The shipwrecked family had moved into St Giles House and Linwood had taken up odd-jobbery. Jean had worked in a local dairy until that was taken over by a larger company.
You can’t blame the poor sod for being a bit difficult, Tebbutt thought, mentally reviewing his friend’s history, as they headed for Stanton’s garage.
They had driven in silence for some miles before he dared to ask about the progress of the Linwood boys. Their sons seemed always more a source of anxiety than pleasure to Mike and Jean.
Instead of answering his friend’s question, Mike said, ‘In all our misfortunes, I have surely seen the guiding hand of Our Lord, directing me into His paths. After constant prayer, I can at last see a way to clarify our lives. This is confidential as yet, Ray, but I am thinking of joining the Church of Rome as a lay preacher.’
On reflection, Tebbutt realized he might have thought of something more tactful to say than the question he now blurted out. ‘What did Jean say when you broke the news to her? Crikey, Mike, you can’t earn a living as a lay preacher. You’ve got three kids to support.’
‘Jean said more or less the same thing.’ The blue eyes gazed serenely at the road ahead.
‘I bet she did,’ Tebbutt said. ‘And your father?’
Mike clasped his hands together and trapped them tightly between his knees. ‘We’re not on speaking terms just now, Noel and I. My father is a heathen. When Jean ran upstairs and told him the news, he rushed out of the house roaring profanities. Jean wouldn’t speak to me.’
‘Where did your father go?’
‘Oh, over to my dotty Auntie April in Blakeney, of course. If only he’d stay there …’
‘I don’t want to interfere, Mike, but how are you all going to eat if you … well, I mean, if you decide to go into the Church?’
‘The Lord will decide, the Lord will provide.’
Tebbutt felt driven to say something in Jean’s defence. He spoke cautiously. ‘The Lord provides best for those who help themselves. Jean must be very anxious as to where the money’s going to come from. I know Ruby would be.’
‘Jean will eventually see the light. We shall manage,’ Linwood said, with infuriating calm. An awful inflexibility in his voice silenced Tebbutt.
It was ten to nine. They were nearing Melton Constable. Tebbutt drove more and more slowly, feeling anger and despair welling up inside him. He stopped the car. Linwood looked at him curiously, raising one of the neat furry eyebrows, saying nothing as Tebbutt turned to him.

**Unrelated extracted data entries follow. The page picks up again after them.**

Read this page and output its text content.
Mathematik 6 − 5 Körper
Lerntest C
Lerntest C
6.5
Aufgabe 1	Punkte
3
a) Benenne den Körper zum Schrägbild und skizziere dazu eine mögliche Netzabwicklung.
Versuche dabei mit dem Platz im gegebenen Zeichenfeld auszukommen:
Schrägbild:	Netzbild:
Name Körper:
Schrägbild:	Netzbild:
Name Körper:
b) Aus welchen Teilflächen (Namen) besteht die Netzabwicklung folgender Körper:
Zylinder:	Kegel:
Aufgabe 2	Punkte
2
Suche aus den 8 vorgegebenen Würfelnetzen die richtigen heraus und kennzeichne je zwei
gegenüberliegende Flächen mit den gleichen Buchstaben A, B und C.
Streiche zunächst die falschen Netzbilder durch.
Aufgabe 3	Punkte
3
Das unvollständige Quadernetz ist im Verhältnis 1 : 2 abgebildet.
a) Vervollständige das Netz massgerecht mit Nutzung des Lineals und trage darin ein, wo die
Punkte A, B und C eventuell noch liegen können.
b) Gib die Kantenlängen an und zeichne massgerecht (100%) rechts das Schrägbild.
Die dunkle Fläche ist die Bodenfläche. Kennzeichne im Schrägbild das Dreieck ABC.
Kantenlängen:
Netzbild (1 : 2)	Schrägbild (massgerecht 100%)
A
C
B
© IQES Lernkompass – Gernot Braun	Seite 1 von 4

‘Mike, the country’s gone down the tubes. You are I are both hard put to earn a crust. But times are bound to get better. Maybe if we clubbed together we could buy out Yarker and make a go of the garden centre. What do you say?’
The reply was slow in coming. Gazing out at the placid countryside, Linwood said, ‘You might like to know I nearly did away with myself when I lost my land here. God intervened through Jean. I knew then I was in sin. In sin, you understand? I no longer wish to operate within an economic system I consider wicked. It’s as simple as that.’
Tebbutt closed his eyes. ‘But you can’t possibly dream of going into the Church with a wife and three kids to support. You must be fucking mad to think of it.’
Linwood’s face grew red. Making a solemn moue which would not have looked out of place above a dog collar, he slowly shook his head and said, ‘You sound just like the rest of them, my friend. I know you mean well. But there is such a thing as conscience, and I am bound to obey mine. We live in a sinful world, but our obligations to God must never be forgotten.’